We spent the day in boxed seats, attempting to learn how to read the daily racing form. It is a multi-paged packet with so many numbers, it will make your eyes cross. Although there is logic to the sport, many factors to the game will have you praying for luck to cash in. The odds for each race change by the minute, so you have to combine your knowledge of the horse, the jockey, and the trainer with the “morning line” odds pre-determined by the track handicapper, plus the new odds posted on the screen as more and more people place bets. Bets are flying in from the Internet as well, so you’re not just in the ring with people at the track; sometimes you’re betting with people across the world. Some people will play $5, another may put down $50,000. Big money is flying around the track, and all you have to do is check out the always changing screens to see it.
My first bet went like this. Walk to the desk, head held high of course and with the hope of winning, I said these words: “$5 on #2 to Show”. Not exactly correct, but it got the job done. I wanted to put $5 on the second horse named Dress Code with the plan of collecting money if he took 1st, 2nd or 3rd place. Little did I know that I had actually placed three separate bets with that one phrase, so I was shocked when the cashier told me the total was $15…not the $5 I actually had in mind. Even though Dress Code was favored to do well, and he was led by a good training team, and one of the top jockeys on the West coast, my ‘lil horse came in 4th place. I was out $15, and I figured that was enough betting for the day.
I may not have understood how to a bet, but I did enjoy the experience of taking my voucher to the clerk and attempting to sound intelligent. That was just one small part of the day. Not only did we sip cocktails and nosh on lunch, but we were surrounded by groups of fans who were quickly placing bets and winning a little extra money for the weekend. Most people were dressed casually for opening day, but we all know the bigger races bring out fashionably clad people who really get into the look that goes along with horse races. I also appreciated the beauty of Santa Anita Park as a whole. There’s a view of the San Gabriel Valley mountains and green lawns that serve as a gorgeous background to the race, and the 30′s decor will bring to mind images of what it must’ve been like back in the day.

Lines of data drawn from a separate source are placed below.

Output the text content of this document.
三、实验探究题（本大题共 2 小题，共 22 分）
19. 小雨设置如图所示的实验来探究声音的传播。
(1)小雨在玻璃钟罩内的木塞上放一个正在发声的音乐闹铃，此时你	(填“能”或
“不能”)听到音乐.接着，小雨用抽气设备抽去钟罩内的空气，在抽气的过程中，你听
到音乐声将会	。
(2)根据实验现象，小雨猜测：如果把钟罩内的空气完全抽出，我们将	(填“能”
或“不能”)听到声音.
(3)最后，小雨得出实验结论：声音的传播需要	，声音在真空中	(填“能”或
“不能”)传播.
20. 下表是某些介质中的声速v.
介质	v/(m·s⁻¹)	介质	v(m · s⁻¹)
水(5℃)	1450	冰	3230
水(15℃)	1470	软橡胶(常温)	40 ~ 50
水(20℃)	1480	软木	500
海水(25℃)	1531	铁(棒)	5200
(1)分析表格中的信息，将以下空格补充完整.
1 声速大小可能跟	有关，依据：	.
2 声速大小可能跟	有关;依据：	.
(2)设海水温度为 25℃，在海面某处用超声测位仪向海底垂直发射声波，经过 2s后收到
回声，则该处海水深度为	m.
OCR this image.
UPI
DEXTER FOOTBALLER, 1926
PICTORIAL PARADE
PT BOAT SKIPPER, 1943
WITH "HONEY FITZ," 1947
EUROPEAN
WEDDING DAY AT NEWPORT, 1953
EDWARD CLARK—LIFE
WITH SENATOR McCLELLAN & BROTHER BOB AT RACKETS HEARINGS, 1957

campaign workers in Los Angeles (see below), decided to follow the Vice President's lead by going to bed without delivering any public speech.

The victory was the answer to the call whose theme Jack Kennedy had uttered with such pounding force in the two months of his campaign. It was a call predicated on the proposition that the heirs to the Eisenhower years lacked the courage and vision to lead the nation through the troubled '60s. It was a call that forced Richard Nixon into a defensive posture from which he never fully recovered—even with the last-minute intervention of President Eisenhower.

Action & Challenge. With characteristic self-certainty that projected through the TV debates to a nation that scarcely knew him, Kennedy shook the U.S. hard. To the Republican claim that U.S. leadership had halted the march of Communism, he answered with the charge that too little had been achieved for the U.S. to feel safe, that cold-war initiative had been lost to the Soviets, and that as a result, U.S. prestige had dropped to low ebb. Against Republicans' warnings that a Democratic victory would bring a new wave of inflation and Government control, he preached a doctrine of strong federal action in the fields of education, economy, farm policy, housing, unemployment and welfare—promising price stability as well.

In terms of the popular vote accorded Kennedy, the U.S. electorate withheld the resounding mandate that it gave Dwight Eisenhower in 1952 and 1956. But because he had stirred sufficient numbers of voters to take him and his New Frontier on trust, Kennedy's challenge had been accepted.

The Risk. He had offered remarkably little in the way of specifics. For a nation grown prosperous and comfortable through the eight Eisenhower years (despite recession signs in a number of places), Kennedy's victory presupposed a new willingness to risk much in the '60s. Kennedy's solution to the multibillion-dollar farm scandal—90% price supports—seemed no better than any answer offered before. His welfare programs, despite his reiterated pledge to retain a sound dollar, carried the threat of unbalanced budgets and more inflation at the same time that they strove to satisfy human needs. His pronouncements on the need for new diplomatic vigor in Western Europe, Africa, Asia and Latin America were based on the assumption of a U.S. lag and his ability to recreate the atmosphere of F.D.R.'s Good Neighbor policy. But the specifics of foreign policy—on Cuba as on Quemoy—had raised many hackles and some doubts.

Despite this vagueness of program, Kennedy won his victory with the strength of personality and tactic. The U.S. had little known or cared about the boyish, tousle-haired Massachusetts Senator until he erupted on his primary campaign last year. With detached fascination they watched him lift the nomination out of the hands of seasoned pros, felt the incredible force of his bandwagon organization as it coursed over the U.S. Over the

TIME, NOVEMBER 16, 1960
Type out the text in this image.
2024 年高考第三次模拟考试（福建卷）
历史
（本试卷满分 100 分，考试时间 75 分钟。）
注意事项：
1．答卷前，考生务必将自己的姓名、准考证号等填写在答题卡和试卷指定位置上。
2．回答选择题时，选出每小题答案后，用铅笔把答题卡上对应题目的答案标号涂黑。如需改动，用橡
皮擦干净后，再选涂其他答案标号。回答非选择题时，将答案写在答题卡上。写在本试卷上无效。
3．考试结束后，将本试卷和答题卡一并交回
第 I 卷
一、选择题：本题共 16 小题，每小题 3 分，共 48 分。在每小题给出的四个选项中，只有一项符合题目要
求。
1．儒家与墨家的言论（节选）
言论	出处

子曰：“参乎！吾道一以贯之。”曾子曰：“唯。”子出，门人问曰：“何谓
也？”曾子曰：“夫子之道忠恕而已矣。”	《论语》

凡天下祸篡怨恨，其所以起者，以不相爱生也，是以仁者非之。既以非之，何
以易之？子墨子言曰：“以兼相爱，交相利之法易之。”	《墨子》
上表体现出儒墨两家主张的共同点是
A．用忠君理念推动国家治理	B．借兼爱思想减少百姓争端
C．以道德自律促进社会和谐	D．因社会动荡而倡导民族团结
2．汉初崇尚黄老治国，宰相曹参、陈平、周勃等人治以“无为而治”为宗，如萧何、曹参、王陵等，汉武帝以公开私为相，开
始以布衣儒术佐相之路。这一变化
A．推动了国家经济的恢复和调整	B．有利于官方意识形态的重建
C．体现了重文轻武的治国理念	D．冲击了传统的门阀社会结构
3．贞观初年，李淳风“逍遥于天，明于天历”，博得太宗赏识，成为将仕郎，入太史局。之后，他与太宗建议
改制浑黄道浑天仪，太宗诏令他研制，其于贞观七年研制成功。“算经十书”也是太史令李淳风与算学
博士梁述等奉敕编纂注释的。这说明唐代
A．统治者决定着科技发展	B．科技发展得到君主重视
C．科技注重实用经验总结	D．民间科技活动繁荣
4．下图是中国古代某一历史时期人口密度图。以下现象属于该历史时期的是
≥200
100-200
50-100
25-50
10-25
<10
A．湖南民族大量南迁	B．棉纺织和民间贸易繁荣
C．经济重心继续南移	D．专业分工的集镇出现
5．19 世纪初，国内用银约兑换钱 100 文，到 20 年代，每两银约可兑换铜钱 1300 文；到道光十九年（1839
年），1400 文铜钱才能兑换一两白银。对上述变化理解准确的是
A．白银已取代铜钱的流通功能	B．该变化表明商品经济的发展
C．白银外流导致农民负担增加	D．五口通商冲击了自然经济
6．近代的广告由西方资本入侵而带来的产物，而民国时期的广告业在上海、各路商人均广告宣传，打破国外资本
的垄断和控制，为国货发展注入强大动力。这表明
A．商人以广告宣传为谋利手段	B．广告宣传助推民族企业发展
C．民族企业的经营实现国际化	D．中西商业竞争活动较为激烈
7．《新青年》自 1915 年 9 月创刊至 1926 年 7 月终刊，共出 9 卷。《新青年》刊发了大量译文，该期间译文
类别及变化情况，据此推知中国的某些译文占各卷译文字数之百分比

ABR wants you to think of the fun, fashion, food and excitement along with the history of thoroughbred horse racing and breeding. If you’ve never been to a race, check out the parks that may be near you. We have a couple here in L.A., and another impressive park is in Del Mar, San Diego. As I mentioned, the Breeders’ Cup will be here soon, and it is an international championship that attracts fanatics, breeders and celebrities. It is highly regarded, and of course, it comes with a high ticket price for reserved seats. The good thing to know is that you can check out smaller races for a fraction of the price on the average day, and the food and drink costs won’t deflate your wallet either. It’s surprising how little you can spend if you’re going for just the experience. If you plan to bet…well, I can’t promise you won’t spend a lot, but maybe you will leave a winner.
Disclaimer: This was a complimentary press/media event sponsored by America’s Best Racing. All opinions expressed here are my own.